The Austin-Round Rock area had enough inventory on the market to last 1.2 months, according to the monthly Central Texas Housing Market Report by the Austin Board of Realtors. The median sales price remained at the record-setting $550,000 it hit in April, a 19 percent increase over April 2021.
Active listings were way up — 146 percent higher than last year, to 4,173 — and new listings increased 18.8 percent over last year, to 5,231.
Area residential sales were on the downslide, declining 7 percent year over year to 3,633, but sales dollar volume for the month was $2.4 billion — 9 percent higher than in May 2021. Pending sales declined 13 percent to 3,643 transactions.
Do the stats herald a bursting bubble for the Austin area housing market?

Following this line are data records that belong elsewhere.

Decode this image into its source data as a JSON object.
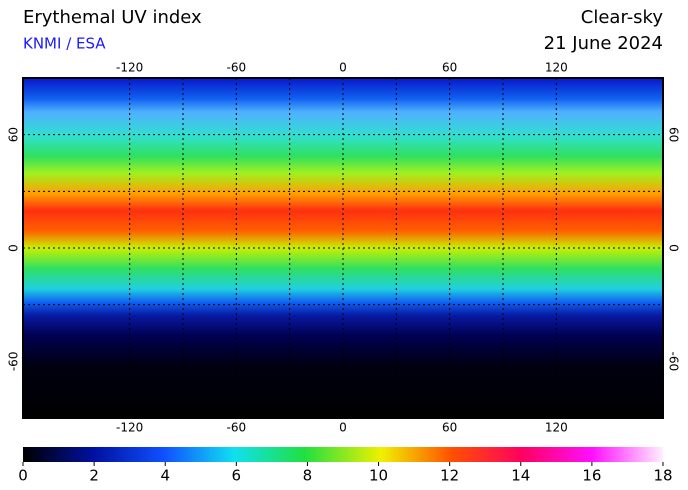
{
  "header": {
    "title": "Erythemal UV index",
    "source": "KNMI / ESA",
    "condition": "Clear-sky",
    "date": "21 June 2024"
  },
  "map": {
    "lon_range": [
      -180,
      180
    ],
    "lat_range": [
      -90,
      90
    ],
    "lon_ticks": [
      -120,
      -60,
      0,
      60,
      120
    ],
    "lat_ticks": [
      60,
      0,
      -60
    ]
  },
  "colorbar": {
    "range": [
      0,
      18
    ],
    "ticks": [
      0,
      2,
      4,
      6,
      8,
      10,
      12,
      14,
      16,
      18
    ]
  }
}
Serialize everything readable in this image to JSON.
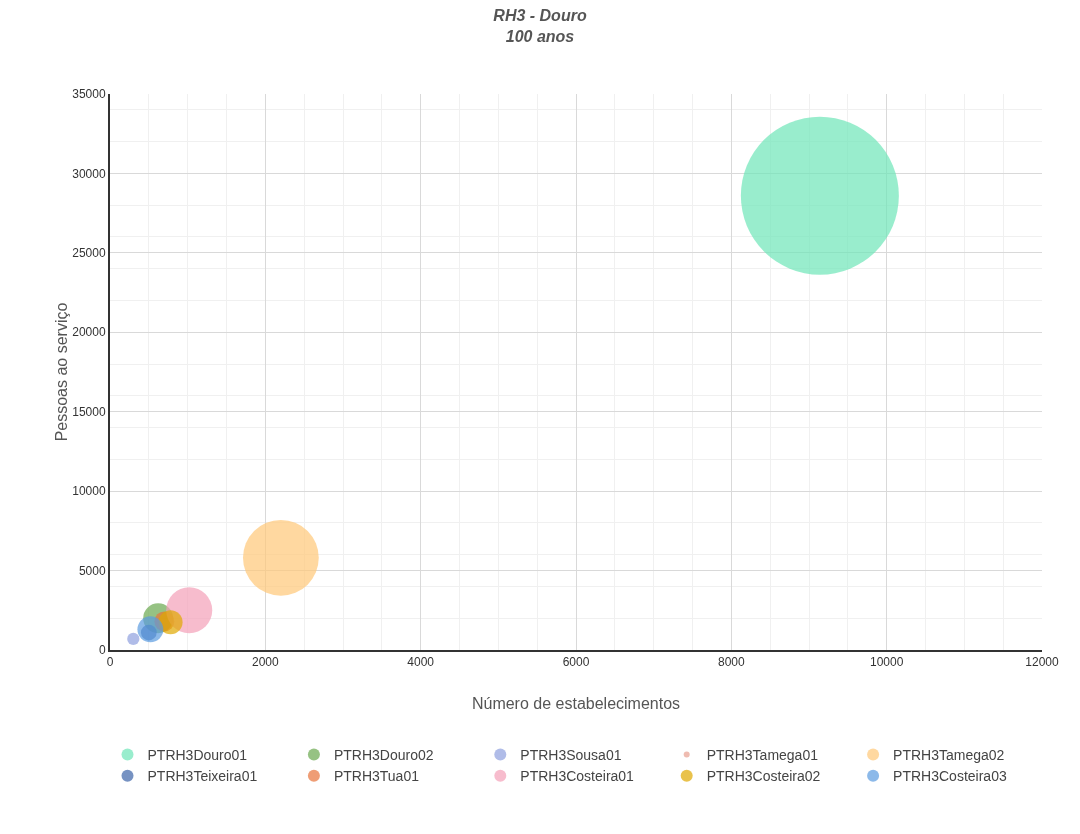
{
  "chart_data": {
    "type": "bubble",
    "title": "RH3 - Douro\n100 anos",
    "xlabel": "Número de estabelecimentos",
    "ylabel": "Pessoas ao serviço",
    "xlim": [
      0,
      12000
    ],
    "xticks": [
      0,
      2000,
      4000,
      6000,
      8000,
      10000,
      12000
    ],
    "ylim": [
      0,
      35000
    ],
    "yticks": [
      0,
      5000,
      10000,
      15000,
      20000,
      25000,
      30000,
      35000
    ],
    "grid": true,
    "legend": "bottom",
    "series": [
      {
        "name": "PTRH3Douro01",
        "color": "#6ee6b8",
        "x": [
          9140
        ],
        "values": [
          28600
        ],
        "sizes": [
          1
        ]
      },
      {
        "name": "PTRH3Douro02",
        "color": "#6aa84f",
        "x": [
          620
        ],
        "values": [
          2000
        ],
        "sizes": [
          0.036
        ]
      },
      {
        "name": "PTRH3Sousa01",
        "color": "#8e9fde",
        "x": [
          300
        ],
        "values": [
          700
        ],
        "sizes": [
          0.006
        ]
      },
      {
        "name": "PTRH3Tamega01",
        "color": "#e8a090",
        "x": [
          null
        ],
        "values": [
          null
        ],
        "sizes": [
          null
        ]
      },
      {
        "name": "PTRH3Tamega02",
        "color": "#ffc878",
        "x": [
          2200
        ],
        "values": [
          5800
        ],
        "sizes": [
          0.23
        ]
      },
      {
        "name": "PTRH3Teixeira01",
        "color": "#3c64a8",
        "x": [
          500
        ],
        "values": [
          1100
        ],
        "sizes": [
          0.01
        ]
      },
      {
        "name": "PTRH3Tua01",
        "color": "#e8743b",
        "x": [
          700
        ],
        "values": [
          1800
        ],
        "sizes": [
          0.016
        ]
      },
      {
        "name": "PTRH3Costeira01",
        "color": "#f4a0b8",
        "x": [
          1020
        ],
        "values": [
          2500
        ],
        "sizes": [
          0.085
        ]
      },
      {
        "name": "PTRH3Costeira02",
        "color": "#e0a800",
        "x": [
          780
        ],
        "values": [
          1750
        ],
        "sizes": [
          0.023
        ]
      },
      {
        "name": "PTRH3Costeira03",
        "color": "#5b9be0",
        "x": [
          520
        ],
        "values": [
          1300
        ],
        "sizes": [
          0.027
        ]
      }
    ]
  }
}
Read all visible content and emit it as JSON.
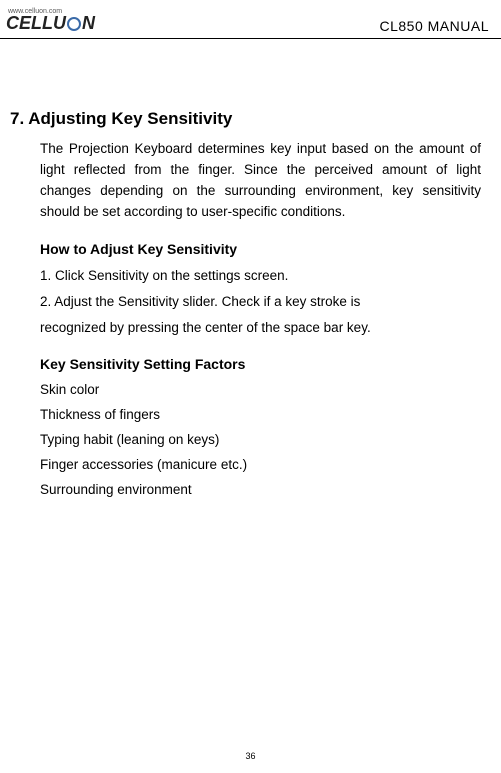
{
  "header": {
    "url": "www.celluon.com",
    "logo_pre": "CELLU",
    "logo_post": "N",
    "doc_title": "CL850 MANUAL"
  },
  "section": {
    "title": "7. Adjusting Key Sensitivity",
    "intro": "The Projection Keyboard determines key input based on the amount of light reflected from the finger. Since the perceived amount of light changes depending on the surrounding environment, key sensitivity should be set according to user-specific conditions.",
    "howto_heading": "How to Adjust Key Sensitivity",
    "steps": [
      "1. Click Sensitivity on the settings screen.",
      "2. Adjust the Sensitivity slider. Check if a key stroke is",
      "recognized by pressing the center of the space bar key."
    ],
    "factors_heading": "Key Sensitivity Setting Factors",
    "factors": [
      "Skin color",
      "Thickness of fingers",
      "Typing habit (leaning on keys)",
      "Finger accessories (manicure etc.)",
      "Surrounding environment"
    ]
  },
  "page_number": "36"
}
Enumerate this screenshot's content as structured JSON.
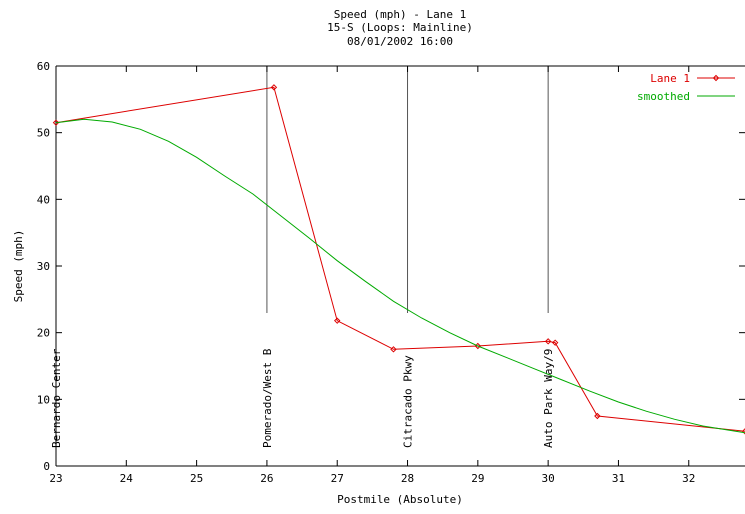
{
  "chart_data": {
    "type": "line",
    "title": "Speed (mph) - Lane 1",
    "subtitle": "15-S (Loops: Mainline)",
    "datetime": "08/01/2002 16:00",
    "xlabel": "Postmile (Absolute)",
    "ylabel": "Speed (mph)",
    "xlim": [
      23,
      32.8
    ],
    "ylim": [
      0,
      60
    ],
    "x_ticks": [
      23,
      24,
      25,
      26,
      27,
      28,
      29,
      30,
      31,
      32
    ],
    "y_ticks": [
      0,
      10,
      20,
      30,
      40,
      50,
      60
    ],
    "grid": false,
    "legend_position": "top-right",
    "series": [
      {
        "name": "Lane 1",
        "color": "#dd0000",
        "markers": true,
        "x": [
          23.0,
          26.1,
          27.0,
          27.8,
          29.0,
          30.0,
          30.1,
          30.7,
          32.8
        ],
        "y": [
          51.5,
          56.8,
          21.8,
          17.5,
          18.0,
          18.7,
          18.5,
          7.5,
          5.2
        ]
      },
      {
        "name": "smoothed",
        "color": "#00aa00",
        "markers": false,
        "x": [
          23.0,
          23.4,
          23.8,
          24.2,
          24.6,
          25.0,
          25.4,
          25.8,
          26.2,
          26.6,
          27.0,
          27.4,
          27.8,
          28.2,
          28.6,
          29.0,
          29.4,
          29.8,
          30.2,
          30.6,
          31.0,
          31.4,
          31.8,
          32.2,
          32.8
        ],
        "y": [
          51.5,
          52.0,
          51.6,
          50.5,
          48.7,
          46.3,
          43.5,
          40.8,
          37.5,
          34.2,
          30.8,
          27.7,
          24.7,
          22.2,
          20.0,
          18.0,
          16.3,
          14.6,
          12.9,
          11.2,
          9.6,
          8.2,
          7.0,
          6.0,
          5.0
        ]
      }
    ],
    "stations": [
      {
        "x": 23.0,
        "label": "Bernardo Center"
      },
      {
        "x": 26.0,
        "label": "Pomerado/West B"
      },
      {
        "x": 28.0,
        "label": "Citracado Pkwy"
      },
      {
        "x": 30.0,
        "label": "Auto Park Way/9"
      }
    ]
  }
}
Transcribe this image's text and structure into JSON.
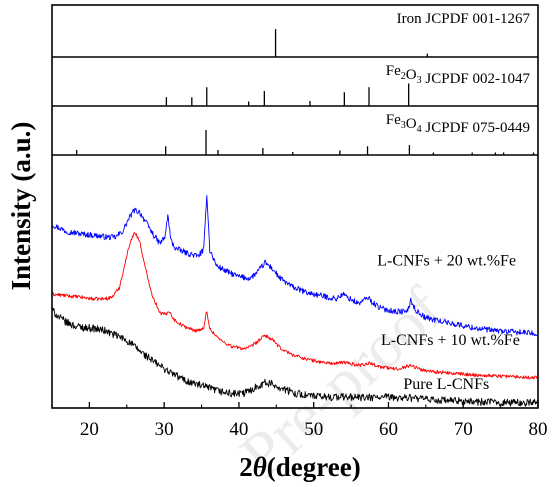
{
  "chart_data": {
    "type": "line",
    "xlabel_main": "2",
    "xlabel_theta": "θ",
    "xlabel_rest": "(degree)",
    "ylabel": "Intensity (a.u.)",
    "xlim": [
      15,
      80
    ],
    "x_ticks": [
      20,
      30,
      40,
      50,
      60,
      70,
      80
    ],
    "x_tick_labels": [
      "20",
      "30",
      "40",
      "50",
      "60",
      "70",
      "80"
    ],
    "grid": false,
    "reference_panels": [
      {
        "label_parts": [
          {
            "text": "Iron JCPDF 001-1267",
            "sub": false
          }
        ],
        "peaks": [
          [
            44.9,
            1.0
          ],
          [
            65.2,
            0.12
          ]
        ]
      },
      {
        "label_parts": [
          {
            "text": "Fe",
            "sub": false
          },
          {
            "text": "2",
            "sub": true
          },
          {
            "text": "O",
            "sub": false
          },
          {
            "text": "3",
            "sub": true
          },
          {
            "text": " JCPDF 002-1047",
            "sub": false
          }
        ],
        "peaks": [
          [
            30.3,
            0.35
          ],
          [
            33.7,
            0.35
          ],
          [
            35.7,
            0.75
          ],
          [
            41.3,
            0.18
          ],
          [
            43.4,
            0.6
          ],
          [
            49.5,
            0.2
          ],
          [
            54.1,
            0.55
          ],
          [
            57.4,
            0.75
          ],
          [
            62.7,
            0.9
          ]
        ]
      },
      {
        "label_parts": [
          {
            "text": "Fe",
            "sub": false
          },
          {
            "text": "3",
            "sub": true
          },
          {
            "text": "O",
            "sub": false
          },
          {
            "text": "4",
            "sub": true
          },
          {
            "text": " JCPDF 075-0449",
            "sub": false
          }
        ],
        "peaks": [
          [
            18.3,
            0.2
          ],
          [
            30.2,
            0.35
          ],
          [
            35.6,
            1.0
          ],
          [
            37.2,
            0.2
          ],
          [
            43.2,
            0.28
          ],
          [
            47.2,
            0.12
          ],
          [
            53.5,
            0.18
          ],
          [
            57.2,
            0.35
          ],
          [
            62.8,
            0.4
          ],
          [
            66.0,
            0.1
          ],
          [
            71.2,
            0.1
          ],
          [
            74.3,
            0.1
          ],
          [
            75.4,
            0.1
          ],
          [
            79.4,
            0.1
          ]
        ]
      }
    ],
    "series": [
      {
        "name": "L-CNFs + 20 wt.%Fe",
        "color": "#0000ff",
        "noise": 0.9,
        "points": [
          [
            15,
            58
          ],
          [
            17,
            55.8
          ],
          [
            19,
            55
          ],
          [
            21,
            54.5
          ],
          [
            22.5,
            54
          ],
          [
            23.5,
            54
          ],
          [
            24.5,
            56
          ],
          [
            25.3,
            60
          ],
          [
            26,
            62.5
          ],
          [
            26.7,
            62
          ],
          [
            27.5,
            59
          ],
          [
            28.5,
            55
          ],
          [
            29.4,
            52
          ],
          [
            30.1,
            54
          ],
          [
            30.5,
            61
          ],
          [
            30.9,
            53
          ],
          [
            31.5,
            50.5
          ],
          [
            33,
            49
          ],
          [
            34.5,
            48
          ],
          [
            35.3,
            50
          ],
          [
            35.7,
            68
          ],
          [
            36.1,
            50
          ],
          [
            37,
            45
          ],
          [
            38.5,
            43
          ],
          [
            40,
            41.5
          ],
          [
            41.5,
            41
          ],
          [
            42.5,
            43
          ],
          [
            43.5,
            46
          ],
          [
            44.5,
            44
          ],
          [
            45.5,
            41
          ],
          [
            47,
            38.5
          ],
          [
            49,
            36.5
          ],
          [
            51,
            35.5
          ],
          [
            53,
            34.5
          ],
          [
            53.9,
            36
          ],
          [
            54.5,
            35
          ],
          [
            56,
            33
          ],
          [
            57.3,
            35
          ],
          [
            57.8,
            33.5
          ],
          [
            59,
            31.5
          ],
          [
            61,
            30.5
          ],
          [
            62.5,
            30.5
          ],
          [
            63,
            34
          ],
          [
            63.6,
            31
          ],
          [
            65,
            28.5
          ],
          [
            68,
            27
          ],
          [
            71,
            25.5
          ],
          [
            74,
            24.5
          ],
          [
            77,
            24
          ],
          [
            80,
            23.5
          ]
        ]
      },
      {
        "name": "L-CNFs + 10 wt.%Fe",
        "color": "#ff0000",
        "noise": 0.55,
        "points": [
          [
            15,
            36
          ],
          [
            17,
            35.5
          ],
          [
            19,
            35
          ],
          [
            20.5,
            34.5
          ],
          [
            22,
            34.5
          ],
          [
            23,
            35
          ],
          [
            24,
            38
          ],
          [
            24.8,
            46
          ],
          [
            25.5,
            53
          ],
          [
            26.1,
            55.5
          ],
          [
            26.7,
            53
          ],
          [
            27.5,
            44
          ],
          [
            28.5,
            35
          ],
          [
            29.5,
            30
          ],
          [
            30.3,
            29.5
          ],
          [
            30.6,
            31
          ],
          [
            31.3,
            28
          ],
          [
            32.5,
            26
          ],
          [
            34,
            24.5
          ],
          [
            35.3,
            25
          ],
          [
            35.7,
            31
          ],
          [
            36.1,
            25
          ],
          [
            37.5,
            21.5
          ],
          [
            39,
            19.5
          ],
          [
            40.5,
            18.8
          ],
          [
            41.5,
            19.2
          ],
          [
            42.5,
            21
          ],
          [
            43.5,
            23
          ],
          [
            44.5,
            21.5
          ],
          [
            45.5,
            19
          ],
          [
            47,
            17
          ],
          [
            49,
            15.5
          ],
          [
            51,
            14.5
          ],
          [
            53,
            14
          ],
          [
            54,
            14.5
          ],
          [
            56,
            13.5
          ],
          [
            57.5,
            14.2
          ],
          [
            59,
            13
          ],
          [
            61,
            12.3
          ],
          [
            63,
            13.5
          ],
          [
            64.5,
            12
          ],
          [
            68,
            11
          ],
          [
            72,
            10.4
          ],
          [
            76,
            10
          ],
          [
            80,
            9.6
          ]
        ]
      },
      {
        "name": "Pure L-CNFs",
        "color": "#000000",
        "noise": 1.2,
        "points": [
          [
            15,
            31
          ],
          [
            16,
            28.5
          ],
          [
            17,
            27
          ],
          [
            18,
            26
          ],
          [
            19,
            25.5
          ],
          [
            20.5,
            25.2
          ],
          [
            22,
            24.5
          ],
          [
            23.5,
            23
          ],
          [
            24.5,
            22
          ],
          [
            25.5,
            20.5
          ],
          [
            27,
            17.5
          ],
          [
            29,
            14
          ],
          [
            31,
            11
          ],
          [
            33,
            8.5
          ],
          [
            35,
            7
          ],
          [
            37,
            5.5
          ],
          [
            39,
            4.5
          ],
          [
            40.5,
            4.5
          ],
          [
            41.5,
            5.5
          ],
          [
            42.5,
            7
          ],
          [
            43.5,
            8
          ],
          [
            44.5,
            7.5
          ],
          [
            45.5,
            6.5
          ],
          [
            47,
            5
          ],
          [
            49,
            4
          ],
          [
            51,
            3.5
          ],
          [
            53,
            3.5
          ],
          [
            55,
            3.5
          ],
          [
            57,
            3.2
          ],
          [
            59,
            3.4
          ],
          [
            61,
            3.3
          ],
          [
            63,
            3.2
          ],
          [
            65,
            2.7
          ],
          [
            68,
            2.3
          ],
          [
            71,
            2
          ],
          [
            74,
            1.8
          ],
          [
            77,
            1.7
          ],
          [
            80,
            1.6
          ]
        ]
      }
    ],
    "series_labels": [
      {
        "text": "L-CNFs + 20 wt.%Fe",
        "x": 58.5,
        "y": 45
      },
      {
        "text": "L-CNFs + 10 wt.%Fe",
        "x": 59,
        "y": 20
      },
      {
        "text": "Pure L-CNFs",
        "x": 62,
        "y": 6
      }
    ],
    "watermark": "Pre-proof"
  }
}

Not likely, said Texas A&M research economist Adam Perdue, quoted in the report.
The rise in inventory and active listings signal that the market might be starting to “normalize,” Perdue said, and home prices are projected to “fall slightly lower than the long-term trend we’ve monitored over the past two years.”
Due to number of factors including affordability issues and an economic growth loop fed by the “the high influx of companies and individuals migrating to the area both from within Texas and out-of-state,” he said, “the sales decline appears to be more likely a supply issue than a demand one and does not indicate a bubble bursting.”
Within Austin city limits, May home sales decreased 10 percent year over year to 1,121 sales, but sales dollar volume increased 5.6 percent, to $923 million, and median price rose 18 percent, setting a new all-time record of $667,000. New listings increased 5 percent to 1,511, active listings increased 73 percent to 1,067 and pending sales dropped by 16 percent to 1,122 since May 2021 Monthly housing inventory in the city increased to one month, double what it was this time last year.